Where is the form $f(g(x))g'(x)$?

Question

I was trying to do the exercises in Apostol's Calculus. I tried to answer an exercise to find the indefinite integral of $\int x\sqrt{1+3x} dx$ via substitution. I've been able to do it via integration by parts, but with substitution, I have no clue on how to do it.

I've google for something and found this (here):

My problem is that according to the book, integration by substitution is based on the chain rule and hence:

$$\int f(g(x))g'(x)dx =F(g(x))+C\tag{1}$$

If I understood correctly, Apostol instructs to rewrite the function to be integrated on the form $f(g(x))g'(x)$ and then use $(1)$. My problem is that I don't see the form $f(g(x))g'(x)$ in the answer given by the link/image I provided, so I'm starting to think that the form $f(g(x))g'(x)$ may be something a little more complicated than I previously thought.

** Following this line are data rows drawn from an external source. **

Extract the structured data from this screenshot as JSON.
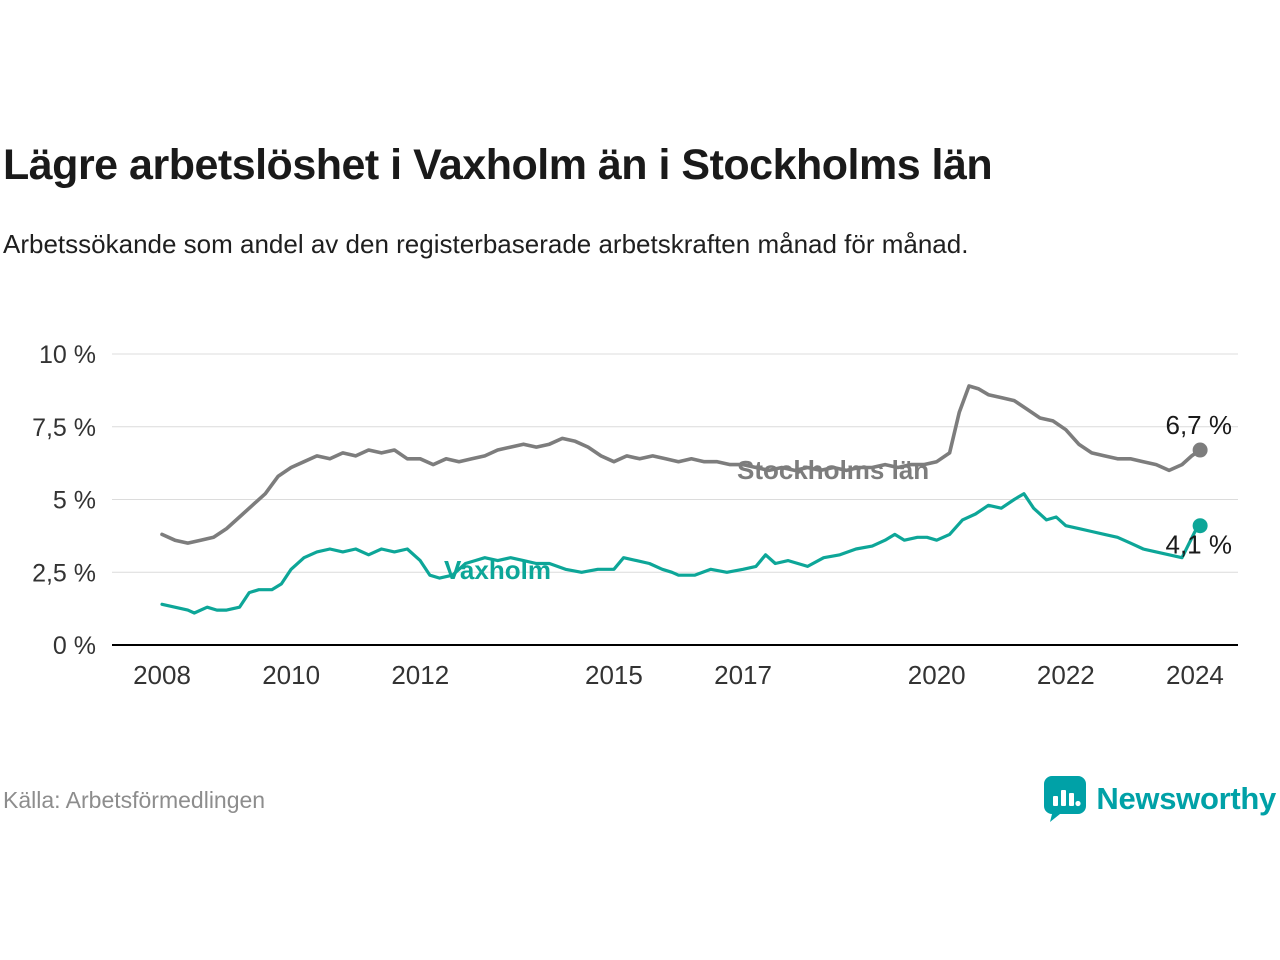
{
  "header": {
    "title": "Lägre arbetslöshet i Vaxholm än i Stockholms län",
    "subtitle": "Arbetssökande som andel av den registerbaserade arbetskraften månad för månad."
  },
  "source": "Källa: Arbetsförmedlingen",
  "brand": {
    "name": "Newsworthy",
    "color": "#00a1a7",
    "icon": "bar-chart-bubble-icon"
  },
  "colors": {
    "stockholm_line": "#7d7d7d",
    "vaxholm_line": "#0da698",
    "grid": "#dcdcdc",
    "axis": "#000000",
    "tick_text": "#333333",
    "annotation_text": "#1a1a1a"
  },
  "chart_data": {
    "type": "line",
    "title": "Lägre arbetslöshet i Vaxholm än i Stockholms län",
    "xlabel": "",
    "ylabel": "",
    "ylim": [
      0,
      10
    ],
    "xlim": [
      2008,
      2024.3
    ],
    "grid": "horizontal",
    "legend_position": "inline-labels",
    "yticks": [
      0,
      2.5,
      5,
      7.5,
      10
    ],
    "ytick_labels": [
      "0 %",
      "2,5 %",
      "5 %",
      "7,5 %",
      "10 %"
    ],
    "xticks": [
      2008,
      2010,
      2012,
      2015,
      2017,
      2020,
      2022,
      2024
    ],
    "xtick_labels": [
      "2008",
      "2010",
      "2012",
      "2015",
      "2017",
      "2020",
      "2022",
      "2024"
    ],
    "series": [
      {
        "name": "Stockholms län",
        "color": "#7d7d7d",
        "end_label": "6,7 %",
        "end_value": 6.7,
        "data": [
          [
            2008.0,
            3.8
          ],
          [
            2008.2,
            3.6
          ],
          [
            2008.4,
            3.5
          ],
          [
            2008.6,
            3.6
          ],
          [
            2008.8,
            3.7
          ],
          [
            2009.0,
            4.0
          ],
          [
            2009.2,
            4.4
          ],
          [
            2009.4,
            4.8
          ],
          [
            2009.6,
            5.2
          ],
          [
            2009.8,
            5.8
          ],
          [
            2010.0,
            6.1
          ],
          [
            2010.2,
            6.3
          ],
          [
            2010.4,
            6.5
          ],
          [
            2010.6,
            6.4
          ],
          [
            2010.8,
            6.6
          ],
          [
            2011.0,
            6.5
          ],
          [
            2011.2,
            6.7
          ],
          [
            2011.4,
            6.6
          ],
          [
            2011.6,
            6.7
          ],
          [
            2011.8,
            6.4
          ],
          [
            2012.0,
            6.4
          ],
          [
            2012.2,
            6.2
          ],
          [
            2012.4,
            6.4
          ],
          [
            2012.6,
            6.3
          ],
          [
            2012.8,
            6.4
          ],
          [
            2013.0,
            6.5
          ],
          [
            2013.2,
            6.7
          ],
          [
            2013.4,
            6.8
          ],
          [
            2013.6,
            6.9
          ],
          [
            2013.8,
            6.8
          ],
          [
            2014.0,
            6.9
          ],
          [
            2014.2,
            7.1
          ],
          [
            2014.4,
            7.0
          ],
          [
            2014.6,
            6.8
          ],
          [
            2014.8,
            6.5
          ],
          [
            2015.0,
            6.3
          ],
          [
            2015.2,
            6.5
          ],
          [
            2015.4,
            6.4
          ],
          [
            2015.6,
            6.5
          ],
          [
            2015.8,
            6.4
          ],
          [
            2016.0,
            6.3
          ],
          [
            2016.2,
            6.4
          ],
          [
            2016.4,
            6.3
          ],
          [
            2016.6,
            6.3
          ],
          [
            2016.8,
            6.2
          ],
          [
            2017.0,
            6.2
          ],
          [
            2017.2,
            6.1
          ],
          [
            2017.4,
            6.0
          ],
          [
            2017.6,
            6.1
          ],
          [
            2017.8,
            6.0
          ],
          [
            2018.0,
            6.1
          ],
          [
            2018.2,
            6.0
          ],
          [
            2018.4,
            6.1
          ],
          [
            2018.6,
            6.0
          ],
          [
            2018.8,
            6.1
          ],
          [
            2019.0,
            6.1
          ],
          [
            2019.2,
            6.2
          ],
          [
            2019.4,
            6.1
          ],
          [
            2019.6,
            6.2
          ],
          [
            2019.8,
            6.2
          ],
          [
            2020.0,
            6.3
          ],
          [
            2020.2,
            6.6
          ],
          [
            2020.35,
            8.0
          ],
          [
            2020.5,
            8.9
          ],
          [
            2020.65,
            8.8
          ],
          [
            2020.8,
            8.6
          ],
          [
            2021.0,
            8.5
          ],
          [
            2021.2,
            8.4
          ],
          [
            2021.4,
            8.1
          ],
          [
            2021.6,
            7.8
          ],
          [
            2021.8,
            7.7
          ],
          [
            2022.0,
            7.4
          ],
          [
            2022.2,
            6.9
          ],
          [
            2022.4,
            6.6
          ],
          [
            2022.6,
            6.5
          ],
          [
            2022.8,
            6.4
          ],
          [
            2023.0,
            6.4
          ],
          [
            2023.2,
            6.3
          ],
          [
            2023.4,
            6.2
          ],
          [
            2023.6,
            6.0
          ],
          [
            2023.8,
            6.2
          ],
          [
            2023.95,
            6.5
          ],
          [
            2024.08,
            6.7
          ]
        ]
      },
      {
        "name": "Vaxholm",
        "color": "#0da698",
        "end_label": "4,1 %",
        "end_value": 4.1,
        "data": [
          [
            2008.0,
            1.4
          ],
          [
            2008.2,
            1.3
          ],
          [
            2008.4,
            1.2
          ],
          [
            2008.5,
            1.1
          ],
          [
            2008.7,
            1.3
          ],
          [
            2008.85,
            1.2
          ],
          [
            2009.0,
            1.2
          ],
          [
            2009.2,
            1.3
          ],
          [
            2009.35,
            1.8
          ],
          [
            2009.5,
            1.9
          ],
          [
            2009.7,
            1.9
          ],
          [
            2009.85,
            2.1
          ],
          [
            2010.0,
            2.6
          ],
          [
            2010.2,
            3.0
          ],
          [
            2010.4,
            3.2
          ],
          [
            2010.6,
            3.3
          ],
          [
            2010.8,
            3.2
          ],
          [
            2011.0,
            3.3
          ],
          [
            2011.2,
            3.1
          ],
          [
            2011.4,
            3.3
          ],
          [
            2011.6,
            3.2
          ],
          [
            2011.8,
            3.3
          ],
          [
            2012.0,
            2.9
          ],
          [
            2012.15,
            2.4
          ],
          [
            2012.3,
            2.3
          ],
          [
            2012.5,
            2.4
          ],
          [
            2012.7,
            2.8
          ],
          [
            2012.85,
            2.9
          ],
          [
            2013.0,
            3.0
          ],
          [
            2013.2,
            2.9
          ],
          [
            2013.4,
            3.0
          ],
          [
            2013.6,
            2.9
          ],
          [
            2013.8,
            2.8
          ],
          [
            2014.0,
            2.8
          ],
          [
            2014.25,
            2.6
          ],
          [
            2014.5,
            2.5
          ],
          [
            2014.75,
            2.6
          ],
          [
            2015.0,
            2.6
          ],
          [
            2015.15,
            3.0
          ],
          [
            2015.35,
            2.9
          ],
          [
            2015.55,
            2.8
          ],
          [
            2015.75,
            2.6
          ],
          [
            2015.9,
            2.5
          ],
          [
            2016.0,
            2.4
          ],
          [
            2016.25,
            2.4
          ],
          [
            2016.5,
            2.6
          ],
          [
            2016.75,
            2.5
          ],
          [
            2017.0,
            2.6
          ],
          [
            2017.2,
            2.7
          ],
          [
            2017.35,
            3.1
          ],
          [
            2017.5,
            2.8
          ],
          [
            2017.7,
            2.9
          ],
          [
            2017.85,
            2.8
          ],
          [
            2018.0,
            2.7
          ],
          [
            2018.25,
            3.0
          ],
          [
            2018.5,
            3.1
          ],
          [
            2018.75,
            3.3
          ],
          [
            2019.0,
            3.4
          ],
          [
            2019.2,
            3.6
          ],
          [
            2019.35,
            3.8
          ],
          [
            2019.5,
            3.6
          ],
          [
            2019.7,
            3.7
          ],
          [
            2019.85,
            3.7
          ],
          [
            2020.0,
            3.6
          ],
          [
            2020.2,
            3.8
          ],
          [
            2020.4,
            4.3
          ],
          [
            2020.6,
            4.5
          ],
          [
            2020.8,
            4.8
          ],
          [
            2021.0,
            4.7
          ],
          [
            2021.2,
            5.0
          ],
          [
            2021.35,
            5.2
          ],
          [
            2021.5,
            4.7
          ],
          [
            2021.7,
            4.3
          ],
          [
            2021.85,
            4.4
          ],
          [
            2022.0,
            4.1
          ],
          [
            2022.2,
            4.0
          ],
          [
            2022.4,
            3.9
          ],
          [
            2022.6,
            3.8
          ],
          [
            2022.8,
            3.7
          ],
          [
            2023.0,
            3.5
          ],
          [
            2023.2,
            3.3
          ],
          [
            2023.4,
            3.2
          ],
          [
            2023.6,
            3.1
          ],
          [
            2023.8,
            3.0
          ],
          [
            2024.0,
            3.9
          ],
          [
            2024.08,
            4.1
          ]
        ]
      }
    ]
  }
}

I have also tried to obtain a step-by-step solution with Mathematica/Wolfram Alpha. This elucidated a little more of what I was thinking:

Here, after making the appropriate substitutions, I also fail to see the form $f(g(x))g'(x)$ but there is an important point: It seems that the substitutions must be made in a way that if you substitute back, that is, if you put the $3x+1$ in the place of $u$ and $3$ in place of $du$, then after the expansion, it should become the expression you started with. This seems to be quite broader and vaguer than finding the form $f(g(x))g'(x)$, but it seems more honest (considering what I know at the moment). So, perhaps It's my stupidness, but where is the form $f(g(x))g'(x)$ in both these integration processes?

As an example of an integral where it's easy to see the form $f(g(x))g'(x)$, let's take:

$$\int x\sqrt{1+3x^2}dx$$

Then we can write:

$$\int \overbrace{6x}^{g'(x)}\overbrace{\sqrt{\overbrace{1+3x^2}^{g(x)}}}^{f(x)} dx$$

And from here, it would be easy to proceed. But in the two solutions I provided, I'm unable to see this form.

Answer 1

You use $x=g(t)=\frac13(t^2-1)$ with $g'(t)=\frac23 t$.

The point is that $f(x)=x\sqrt{3x+1}$ does not have a readily visible anti-derivative. Thus one has to look at the whole expression $f(g(t))g'(t)$ as a whole to find a different path towards the anti-derivative. Which in a round-about way leads back to the anti-derivative of $f$.

Answer 2

One thing about integration, which is either fun or incredibly frustrating (depending on how you look at it), is that there are a lot of techniques to do it, but a lack of clear guidance on when (and sometimes how) to apply each technique.

This is one reason why there were entire books published consisting mainly of page after page of solved integrals, possibly preceded by a few pages of derivatives.

Sometimes you get a problem like $\int x\sqrt{1+3x^2}dx$ where there is a relatively obvious $g'(x)$ factor in the integrand. Another example would be an integrand that contains some expression containing only $\cos x$ and constants, multiplied by $\sin x$.

In other cases, $g'(x)$ shows up in a much more subtle way. If you set $g(x) = 3x + 1$, you get $g'(x) = 3$, which is fine because it's a constant and you can always compensate for a constant factor $r$ by multiplying the integral by $1/r$.

If you set $g(x) = \sqrt{3x + 1}$, it's a little more complicated. The answer you read here cleverly dodged the more painful steps of finding $g'(x)$ the obvious way (via the chain rule) by instead differentiating $(g(x))^2 = 3x + 1$, which is a clever trick that may be worth remembering.

One thing not to worry about too much is how to "see" $f(g(x))$. This will usually work itself out when you do the substitution. In the case of substituting $g(x) = \sqrt{3x + 1}$ in $\int x\sqrt{1+3x^2}dx$, we have $g'(x) = \tfrac32 (3x + 1)^{-1/2}$; we must also have

$$ f(g(x))g'(x) = x\sqrt{3x + 1}$$ and therefore (since $x = ((g(x))^2 - 1)$) $$ f(g(x)) = \frac{x\sqrt{3x + 1}}{g'(x)} = \frac{x\sqrt{3x + 1}}{\tfrac32 (3x + 1)^{-1/2}} = \tfrac23 x (1 + 3x) = \tfrac23((g(x))^2 - 1) (g(x))^2.$$

Fortunately, you never have to work out this mess in order to do integration by substitution; it all happens implicitly when you make the correct substitutions.

In other words, the formula $ \int f(g(x))g'(x)dx =F(g(x))+C $ explains why substitution works, but it doesn't say much about how to go about finding a good substitution.